Analyticity of local inverses

theorem AnalyticAt.analyticAt_localInverse {𝕜 : Type u_1} [NontriviallyNormedField 𝕜] {f : 𝕜 → 𝕜} {x : 𝕜} [CompleteSpace 𝕜] [CharZero 𝕜] (hf : AnalyticAt 𝕜 f x) (hf' : deriv f x ≠ 0) : AnalyticAt 𝕜 (HasStrictDerivAt.localInverse f (deriv f x) x ⋯ hf') (f x)

The local inverse of an analytic function (at a point where its derivative does not vanish) is itself analytic.
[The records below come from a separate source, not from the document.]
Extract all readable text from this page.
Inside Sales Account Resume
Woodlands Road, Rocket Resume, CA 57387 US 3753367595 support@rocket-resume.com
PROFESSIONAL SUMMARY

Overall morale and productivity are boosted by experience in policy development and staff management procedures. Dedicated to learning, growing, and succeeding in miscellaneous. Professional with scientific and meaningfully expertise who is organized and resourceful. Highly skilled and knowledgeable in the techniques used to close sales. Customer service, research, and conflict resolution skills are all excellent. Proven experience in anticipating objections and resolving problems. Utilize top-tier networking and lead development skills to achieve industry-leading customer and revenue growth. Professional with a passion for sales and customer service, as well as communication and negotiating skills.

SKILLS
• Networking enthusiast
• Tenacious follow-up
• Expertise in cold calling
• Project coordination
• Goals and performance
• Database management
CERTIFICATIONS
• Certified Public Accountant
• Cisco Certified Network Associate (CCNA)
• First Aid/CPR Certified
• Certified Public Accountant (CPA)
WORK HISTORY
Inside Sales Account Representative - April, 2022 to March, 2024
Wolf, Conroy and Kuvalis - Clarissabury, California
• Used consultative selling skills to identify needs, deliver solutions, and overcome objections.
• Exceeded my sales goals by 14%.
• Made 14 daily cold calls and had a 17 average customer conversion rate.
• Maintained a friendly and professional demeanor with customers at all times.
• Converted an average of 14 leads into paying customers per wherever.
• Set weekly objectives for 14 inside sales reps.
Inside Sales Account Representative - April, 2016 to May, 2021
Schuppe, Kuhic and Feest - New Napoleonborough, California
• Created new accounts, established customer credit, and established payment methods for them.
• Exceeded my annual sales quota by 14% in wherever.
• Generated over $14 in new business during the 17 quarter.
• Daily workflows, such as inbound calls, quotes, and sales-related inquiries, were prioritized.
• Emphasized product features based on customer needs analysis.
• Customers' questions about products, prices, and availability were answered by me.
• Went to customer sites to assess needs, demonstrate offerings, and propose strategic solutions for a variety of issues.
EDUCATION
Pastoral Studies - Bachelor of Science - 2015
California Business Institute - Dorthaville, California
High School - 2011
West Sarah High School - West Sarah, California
theorem analyticAt_comp_iff_of_deriv_ne_zero {𝕜 : Type u_1} [NontriviallyNormedField 𝕜] {f : 𝕜 → 𝕜} {x : 𝕜} [CompleteSpace 𝕜] [CharZero 𝕜] {E : Type u_2} [NormedAddCommGroup E] [NormedSpace 𝕜 E] {g : 𝕜 → E} (hf : AnalyticAt 𝕜 f x) (hf' : deriv f x ≠ 0) : AnalyticAt 𝕜 (g ∘ f) x ↔ AnalyticAt 𝕜 g (f x)